First define a game_ The area variable is used to store the current state of the whole game area:
game_area = [['.'] * BLOCK_WIDTH for _ in range(BLOCK_HEIGHT)]
The initial state is all empty, so you can initialize it all with.
In addition, some variables are needed to define the status of the current drop box
cur_block = None # current drop box
cur_pos_x, cur_pos_y = 0, 0 # coordinates of the current falling square
Blocks are defined in the form of a two-dimensional array, and there are empty rows and columns. If we traverse this two-dimensional array to determine whether its area has been occupied by other blocks in the current game area, this can be achieved. Let's consider another case, a vertical bar, the left row is empty, and the empty row can move out of the game area. How to judge this? Every time you move left, judge whether the left row is empty? This is too much trouble. And the squares are fixed, so we can define them in advance. The final block is defined as follows:
from collections import namedtuple
Point = namedtuple('Point', 'X Y')
Block = namedtuple('Block', 'template start_pos end_pos name next')
S-shaped square
S_BLOCK = [Block(['.00',
'00.',
'...'], Point(0, 0), Point(2, 1), 'S', 1),
Block(['0..',
'00.',
'.0.'], Point(0, 0), Point(1, 2), 'S', 0)]The block needs to include two methods: obtaining a random block and obtaining the rotated block when rotating
BLOCKS = {'O': O_BLOCK,
'I': I_BLOCK,
'Z': Z_BLOCK,
'T': T_BLOCK,
'L': L_BLOCK,
'S': S_BLOCK,
'J': J_BLOCK}
def get_block():
block_name = random.choice('OIZTLSJ')
b = BLOCKS[block_name]
idx = random.randint(0, len(b) - 1)
return b[idx]
Gets the rotated square
def get_next_block(block):
b = BLOCKS[block.name] return b[block.next]

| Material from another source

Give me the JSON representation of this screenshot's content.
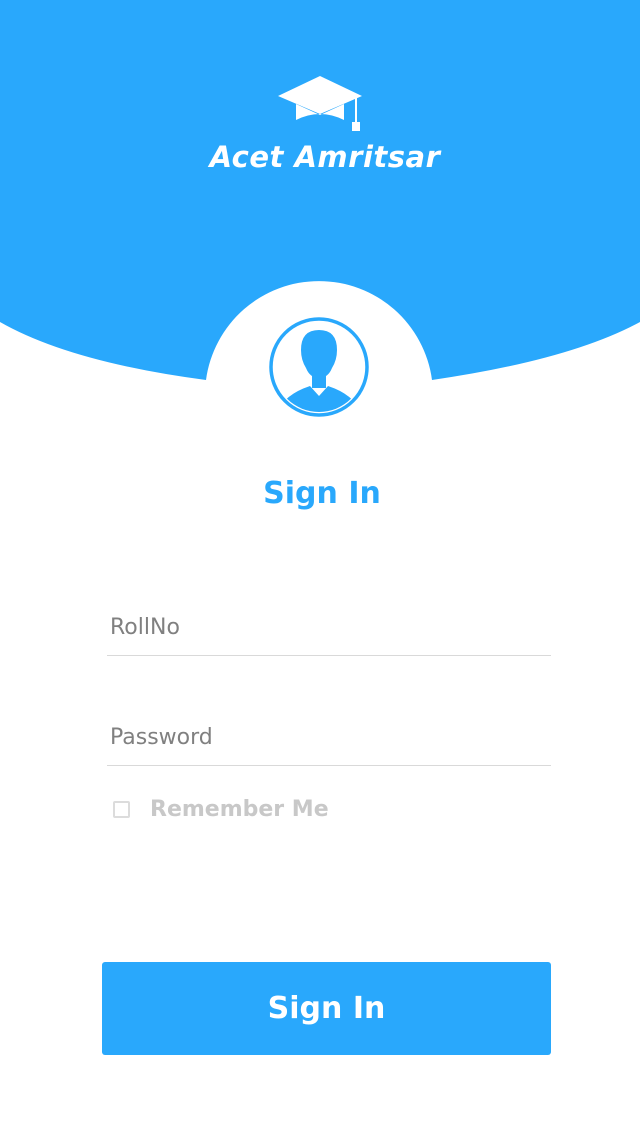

The method of judging whether it can rotate, fall and move is also easy to realize
def _judge(pos_x, pos_y, block):
nonlocal game_area
for _i in range(block.start_pos.Y, block.end_pos.Y + 1):
if pos_y + block.end_pos.Y >= BLOCK_HEIGHT:
return False
for _j in range(block.start_pos.X, block.end_pos.X + 1):
if pos_y + _i >= 0 and block.template[_i][_j] != '.' and game_area[pos_y + _i][pos_x + _j] != '.':
return False
return Truestop
The last problem is docking. When the box falls to the bottom or meets another box, it can't fall. I call this "docking", and a name is more convenient to say.
The first thing is to judge whether it can be docked. After docking occurs, draw the non empty point of the current box to the game area. In short, cur_ The non empty points of the block are copied to the game according to the corresponding positions_ Go to the area. And calculate whether a row is fully filled, and if it is fully filled, it will be eliminated.
def _dock():
nonlocal cur_block, next_block, game_area, cur_pos_x, cur_pos_y, game_over
for _i in range(cur_block.start_pos.Y, cur_block.end_pos.Y + 1):
for _j in range(cur_block.start_pos.X, cur_block.end_pos.X + 1):
if cur_block.template[_i][_j] != '.':
game_area[cur_pos_y + _i][cur_pos_x + _j] = '0'
if cur_pos_y + cur_block.start_pos.Y <= 0:
game_over = True
else:
# Calculation elimination
remove_idxs = []
for _i in range(cur_block.start_pos.Y, cur_block.end_pos.Y + 1):
if all(_x == '0' for _x in game_area[cur_pos_y + _i]):
remove_idxs.append(cur_pos_y + _i)
if remove_idxs:
# eliminate
_i = _j = remove_idxs[-1]
while _i >= 0:
while _j in remove_idxs:
_j -= 1
if _j < 0:
game_area[_i] = ['.'] * BLOCK_WIDTH
else:
game_area[_i] = game_area[_j]
_i -= 1
_j -= 1
cur_block = next_block
next_block = blocks.get_block()
cur_pos_x, cur_pos_y = (BLOCK_WIDTH - cur_block.end_pos.X - 1) // 2, -1 - cur_block.end_pos.YSo far, the main function of the whole Tetris has been completed.
Many parameters here can be adjusted. For example, if you feel uncomfortable rotating, you can directly adjust the definition of the box without changing the code logic.